December 31,
2008
Column #1,427
A New Year's Resolution: Cut America's Divorce Rate In Half
(first of three parts)
by Mike McManus
I'd like to propose a New Year's resolution that could preserve a half million
marriages a year now ending in divorce by cutting America's divorce rate in
half.
The biggest winners of such an achievement would be 500,000 kids who would not
experience their parents divorce. Children are the innocent victims who deserve
a bright future.
I wrote a 101 page book this year outlining how such a reform could occur,
How To Cut America's Divorce Rate in Half: A Strategy Every State Should
Adopt. I suggest that state legislators and governors be asked this
question:
"Though a divorce is opposed in four out of five cases by one spouse, it is
always granted. Should couples with children be required to obtain
written mutual consent for the dissolution of their marriage if there are no
allegations of major fault such as proven adultery or physical abuse?"
In 48 states No Fault Divorce Law no longer requires proof of major fault to get
a divorce. One spouse simply claims the marriage has "irreconcilable
differences," and divorce is always granted. Yet in 80 percent of the cases,
their spouse says the marriage is reconcilable, according to Andrew
Cherlin and Frank Furstenburg in their book, Divided Families.
The key moral question, which every pastor, teacher, social worker, lawyer and
parent must answer is this: should a marriage, entered into willingly by two
people, be dissolved unilaterally by one unhappy parent - or should both parents
have an equal voice in the decision?
To put it differently, shouldn't the parent most committed to the marriage and
to the children have an equal voice in a decision that will change their lives
forever?
Billy Miller came home for lunch one day to discover that his wife was gone
along with most of the furniture and their teenage daughter and son. It was a
shock that made him feel "total devastation."
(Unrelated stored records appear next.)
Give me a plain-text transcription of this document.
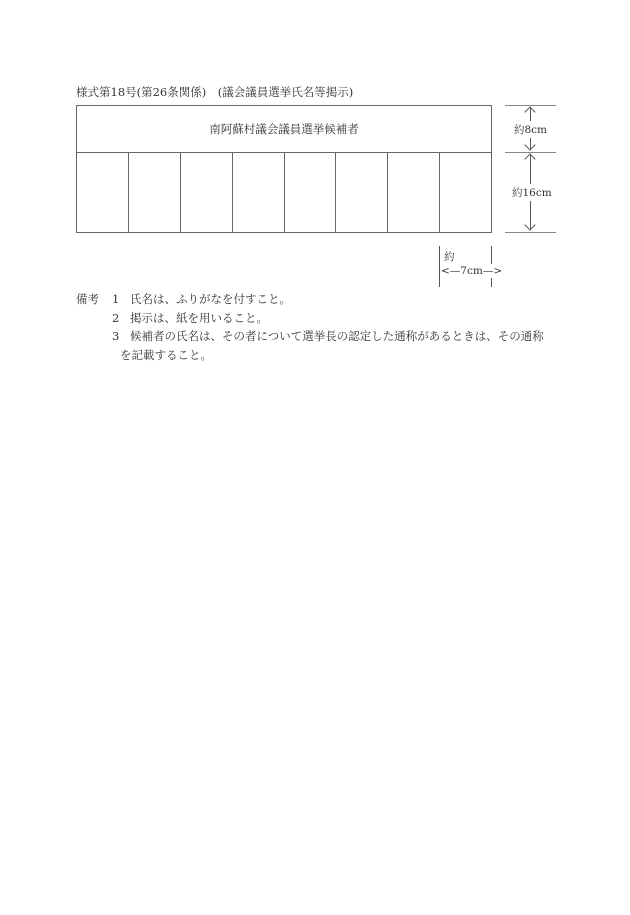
様式第18号(第26条関係)　(議会議員選挙氏名等掲示)
南阿蘇村議会議員選挙候補者	約8cm
約16cm
約
<—7cm—>
備考 1 氏名は、ふりがなを付すこと。
2 掲示は、紙を用いること。
3 候補者の氏名は、その者について選挙長の認定した通称があるときは、その通称
を記載すること。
If he had had a voice on the divorce, he would have said no. It shattered their
children, two of whom have had babies out-of-wedlock and a third is divorced.
Without a model of how a husband and wife make a marriage work, children of
divorce find it difficult to bond with someone of the opposite sex.
Did his ex-wife create a happier life? No. Within four years she married a high
school boyfriend who deserted his wife to marry her. He kicked her out after
just four months. She married a third time, but it lasted only 8 months. Billy
remains her friend, and he prays for her return.
Billy is now a divorce reformer. His local newspaper published his recent
letter with questions that deserve answers from the legal profession, clergy and
state legislators:
1. "Is marriage a legally binding agreement between two citizens? If it is
not, why should it be registered with the legal system, the local courts and the
state?
2. "If it takes two people in agreement to initiate a legally binding contract,
and two people in agreement to end a legally binding contract," why can one
spouse terminate a marriage?
3. "The person breaching a (typical) contract is generally the one penalized.
How is it fair in divorce to punish the one who is not breaching the contract
and, at the same time, reward the one who is? The one objecting to the granting
of the divorce is deprived of all rights as the divorce is granted.
"Saddam Hussein received more justice than do American citizens who want to keep
their marriage and family intact," Billy Miller wrote.
No Fault Divorce is also unconstitutional. The 5th and 14th Amendments to the
Constitution guarantee that "No person be deprived of life, liberty or property
without due process of law."
Where is "due process" if the divorce is always granted?
Miller writes, "Due process is: hearing what you did wrong (accusations), with
proof; offering a defense against those accusations; hearing the judge's
decision based on the evidence presented, and the right to appeal that
decision."
You can take a personal responsibility to help reform No Fault Divorce. How?
1. Call or write your state representative or state senator, asking them to
reform the law.
2. Ask your pastor to not only support this change, but to seek the backing of
other clergy in the community, to ask state legislators for divorce reform.
3. Ask your local legal community, the Bar Association, to support divorce
reform.
In short, will you declare a New Year's Resolution to help reform No Fault
Divorce with Mutual Consent Divorce in cases involving minor children?